In a letter sent to the SNGPL managing director, Ogra’s Member Gas Mansoor Muzaffar expressed serious concern over the request for allowing an increase of Rs31 billion in revenue requirement for 2012-13.
Though the country was facing acute energy shortages, the SNGPL, in its petition for the revenue requirement, had sought a 76% increase in human resource cost from Rs6.69 billion in 2011-12 to Rs11.78 billion in 2012-13.
The gas utility also sought permission for an increase of 713% in doubtful debt against receivables to Rs1.46 billion in 2012-13 compared to Rs180 million in the current year.
Muzaffar, however, was of the view that the SNGPL
had not provided required information, which was causing delay in finalising the company’s revenue requirement.
The requested increase of Rs31 billion in the asset base for earning revenues had not been supplemented with additional volume of gas to be transported, distributed and sold to the consumers, he said.
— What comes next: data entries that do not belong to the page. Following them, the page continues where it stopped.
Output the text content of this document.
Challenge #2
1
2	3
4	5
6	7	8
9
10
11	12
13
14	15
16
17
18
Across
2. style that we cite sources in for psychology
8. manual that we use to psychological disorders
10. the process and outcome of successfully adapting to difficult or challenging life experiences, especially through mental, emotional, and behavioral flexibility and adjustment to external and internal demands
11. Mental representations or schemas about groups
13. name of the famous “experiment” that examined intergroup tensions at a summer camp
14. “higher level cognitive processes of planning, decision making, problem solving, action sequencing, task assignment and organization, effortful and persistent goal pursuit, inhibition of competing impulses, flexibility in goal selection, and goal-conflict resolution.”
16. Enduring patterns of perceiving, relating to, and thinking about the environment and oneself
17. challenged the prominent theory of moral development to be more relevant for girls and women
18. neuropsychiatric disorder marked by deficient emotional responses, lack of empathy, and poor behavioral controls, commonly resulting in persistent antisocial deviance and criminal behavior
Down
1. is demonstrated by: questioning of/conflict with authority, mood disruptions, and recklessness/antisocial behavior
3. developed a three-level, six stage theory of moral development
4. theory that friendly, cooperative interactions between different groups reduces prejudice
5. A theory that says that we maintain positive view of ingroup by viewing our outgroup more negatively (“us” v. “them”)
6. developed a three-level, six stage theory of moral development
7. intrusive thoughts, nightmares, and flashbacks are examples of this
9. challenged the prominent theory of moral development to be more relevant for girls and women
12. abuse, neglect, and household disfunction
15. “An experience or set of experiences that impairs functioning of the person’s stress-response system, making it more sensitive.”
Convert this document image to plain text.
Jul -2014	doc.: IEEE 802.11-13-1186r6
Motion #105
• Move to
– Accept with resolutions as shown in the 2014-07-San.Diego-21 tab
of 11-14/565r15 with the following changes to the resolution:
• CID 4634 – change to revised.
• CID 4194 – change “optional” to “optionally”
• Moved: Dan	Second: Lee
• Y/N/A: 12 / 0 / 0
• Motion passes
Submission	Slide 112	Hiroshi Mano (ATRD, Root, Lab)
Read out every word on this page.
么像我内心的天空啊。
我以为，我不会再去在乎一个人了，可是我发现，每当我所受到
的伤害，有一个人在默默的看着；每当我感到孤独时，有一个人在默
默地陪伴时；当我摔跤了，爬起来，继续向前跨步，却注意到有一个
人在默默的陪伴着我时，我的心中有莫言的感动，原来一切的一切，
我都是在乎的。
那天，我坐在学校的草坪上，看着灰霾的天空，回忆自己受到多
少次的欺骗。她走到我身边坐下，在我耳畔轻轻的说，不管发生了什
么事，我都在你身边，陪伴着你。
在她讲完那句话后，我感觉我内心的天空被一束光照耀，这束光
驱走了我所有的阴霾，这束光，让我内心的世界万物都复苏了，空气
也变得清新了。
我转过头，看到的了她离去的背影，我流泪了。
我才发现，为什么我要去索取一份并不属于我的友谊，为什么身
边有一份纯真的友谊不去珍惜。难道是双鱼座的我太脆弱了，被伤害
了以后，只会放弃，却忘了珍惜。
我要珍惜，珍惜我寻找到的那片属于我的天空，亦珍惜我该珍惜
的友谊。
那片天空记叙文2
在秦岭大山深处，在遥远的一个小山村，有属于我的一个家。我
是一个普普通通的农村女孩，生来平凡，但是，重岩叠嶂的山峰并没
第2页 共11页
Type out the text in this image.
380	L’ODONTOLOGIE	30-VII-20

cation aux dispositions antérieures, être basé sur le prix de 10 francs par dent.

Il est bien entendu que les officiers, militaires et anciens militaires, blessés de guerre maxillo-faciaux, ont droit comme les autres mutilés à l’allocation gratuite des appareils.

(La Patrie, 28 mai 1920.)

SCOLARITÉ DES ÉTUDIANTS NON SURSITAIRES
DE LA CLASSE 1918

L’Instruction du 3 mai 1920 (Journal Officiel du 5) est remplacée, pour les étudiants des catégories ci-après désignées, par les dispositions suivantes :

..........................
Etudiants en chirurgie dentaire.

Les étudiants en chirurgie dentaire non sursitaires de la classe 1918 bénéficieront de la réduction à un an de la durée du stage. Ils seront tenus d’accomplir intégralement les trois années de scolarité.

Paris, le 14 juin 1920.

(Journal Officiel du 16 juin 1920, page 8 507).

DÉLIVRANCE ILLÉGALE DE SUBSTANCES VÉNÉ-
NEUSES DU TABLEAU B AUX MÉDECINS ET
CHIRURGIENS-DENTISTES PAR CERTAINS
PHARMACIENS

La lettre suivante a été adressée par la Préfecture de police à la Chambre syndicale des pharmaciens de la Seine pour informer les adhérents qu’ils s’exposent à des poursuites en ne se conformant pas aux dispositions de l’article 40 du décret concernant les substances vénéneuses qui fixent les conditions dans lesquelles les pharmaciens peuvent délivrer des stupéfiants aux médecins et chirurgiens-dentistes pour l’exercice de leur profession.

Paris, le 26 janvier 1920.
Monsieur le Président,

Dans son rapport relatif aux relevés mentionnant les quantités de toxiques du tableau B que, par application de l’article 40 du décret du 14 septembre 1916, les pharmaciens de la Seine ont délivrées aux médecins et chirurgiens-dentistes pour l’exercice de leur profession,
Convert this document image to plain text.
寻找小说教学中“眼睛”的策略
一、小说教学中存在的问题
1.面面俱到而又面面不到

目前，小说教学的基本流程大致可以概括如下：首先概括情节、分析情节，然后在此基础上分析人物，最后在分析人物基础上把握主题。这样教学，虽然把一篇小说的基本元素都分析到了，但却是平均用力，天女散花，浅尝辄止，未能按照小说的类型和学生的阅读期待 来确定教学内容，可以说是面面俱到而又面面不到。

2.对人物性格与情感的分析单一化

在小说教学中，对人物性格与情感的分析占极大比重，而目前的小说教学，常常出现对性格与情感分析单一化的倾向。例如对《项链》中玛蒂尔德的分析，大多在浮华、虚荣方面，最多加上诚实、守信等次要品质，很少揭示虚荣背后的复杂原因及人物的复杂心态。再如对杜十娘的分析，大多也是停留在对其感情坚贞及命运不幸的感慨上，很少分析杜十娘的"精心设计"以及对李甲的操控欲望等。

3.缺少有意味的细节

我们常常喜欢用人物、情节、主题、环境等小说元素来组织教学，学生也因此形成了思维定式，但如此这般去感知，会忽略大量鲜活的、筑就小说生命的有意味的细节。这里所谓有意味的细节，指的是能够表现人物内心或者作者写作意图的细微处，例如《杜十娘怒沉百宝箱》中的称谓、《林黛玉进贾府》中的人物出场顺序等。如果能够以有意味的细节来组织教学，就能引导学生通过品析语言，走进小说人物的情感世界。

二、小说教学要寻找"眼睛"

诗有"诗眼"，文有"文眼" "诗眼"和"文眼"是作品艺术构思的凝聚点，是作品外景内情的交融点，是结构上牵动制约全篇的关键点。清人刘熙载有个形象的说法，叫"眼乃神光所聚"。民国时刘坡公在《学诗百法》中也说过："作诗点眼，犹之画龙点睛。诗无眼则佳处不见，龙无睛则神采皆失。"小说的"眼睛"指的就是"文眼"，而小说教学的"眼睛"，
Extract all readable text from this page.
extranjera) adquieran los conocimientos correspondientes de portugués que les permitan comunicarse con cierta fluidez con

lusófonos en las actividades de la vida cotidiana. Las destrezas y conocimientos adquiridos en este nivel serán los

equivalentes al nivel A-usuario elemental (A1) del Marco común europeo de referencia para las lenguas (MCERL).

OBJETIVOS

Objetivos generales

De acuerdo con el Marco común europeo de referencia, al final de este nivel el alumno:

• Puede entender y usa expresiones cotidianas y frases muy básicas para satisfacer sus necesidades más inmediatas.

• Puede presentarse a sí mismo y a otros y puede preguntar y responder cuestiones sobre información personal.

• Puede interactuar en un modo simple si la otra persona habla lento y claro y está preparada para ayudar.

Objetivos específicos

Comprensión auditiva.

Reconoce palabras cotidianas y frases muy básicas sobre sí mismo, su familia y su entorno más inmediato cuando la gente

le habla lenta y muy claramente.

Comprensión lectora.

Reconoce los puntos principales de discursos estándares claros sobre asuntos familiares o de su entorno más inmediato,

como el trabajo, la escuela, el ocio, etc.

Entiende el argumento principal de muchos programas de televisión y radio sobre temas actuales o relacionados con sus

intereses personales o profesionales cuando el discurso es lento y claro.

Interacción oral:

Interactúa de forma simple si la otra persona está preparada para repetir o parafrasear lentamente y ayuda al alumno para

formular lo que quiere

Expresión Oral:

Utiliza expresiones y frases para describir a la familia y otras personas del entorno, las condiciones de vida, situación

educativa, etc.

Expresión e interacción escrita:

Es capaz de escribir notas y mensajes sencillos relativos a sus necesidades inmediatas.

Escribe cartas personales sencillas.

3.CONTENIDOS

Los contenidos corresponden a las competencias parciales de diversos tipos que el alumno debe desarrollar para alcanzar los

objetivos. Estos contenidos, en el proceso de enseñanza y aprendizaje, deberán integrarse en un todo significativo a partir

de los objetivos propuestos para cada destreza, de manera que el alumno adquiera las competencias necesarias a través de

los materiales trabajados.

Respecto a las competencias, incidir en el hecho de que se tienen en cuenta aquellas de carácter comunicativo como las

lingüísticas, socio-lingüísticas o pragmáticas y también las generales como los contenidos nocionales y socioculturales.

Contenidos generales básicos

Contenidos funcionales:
“Without this information, the request for Rs31 billion will not be ascertained,” Muzaffar said, adding it would be needless to reiterate that the expansion in network would unnecessarily increase the gas load and reduce the volume available for sale. As a result, he added, it would increase gas load-shedding as well as prices.
“The company is requested to justify its position in terms of Rule 17 (j) of Natural Gas Tariff Rules 2002, which stipulates that only such capital expenditure should be incurred if the rate base is prudent, cost-effective and economically efficient,” he said.
Muzaffar described free gas facility for the company staff as inflated while on the other side the country was moving towards gas conservation and load-shedding. “What forum had approved free gas facility of 60 HM3 per year for one staff. Natural gas consumption of a domestic consumer may not exceed 1.5 HM3 per month,” he asked.
Analysing the human resource cost, he suggested that the company may provide average cost per employee in each grade of executives and subordinates including cost for retirement of subordinates.
Ogra believed that a court case relating to unaccounted-for-gas (UFG) was being dragged to enjoy a 7% UFG for the years to come. Muzaffar also noted an abnormal increase in the fee on hiring of legal counsel.
“The company has posted its own law officers in billing and sales departments of each region. Therefore, additional cost of legal expenditure is not understood and need to be clarified,” he added.
“The company has been supplying gas to consumers against security deposit, therefore, it may justify its demand for increase in doubtful debt,” he added.
Published in The Express Tribune, May 5th, 2012.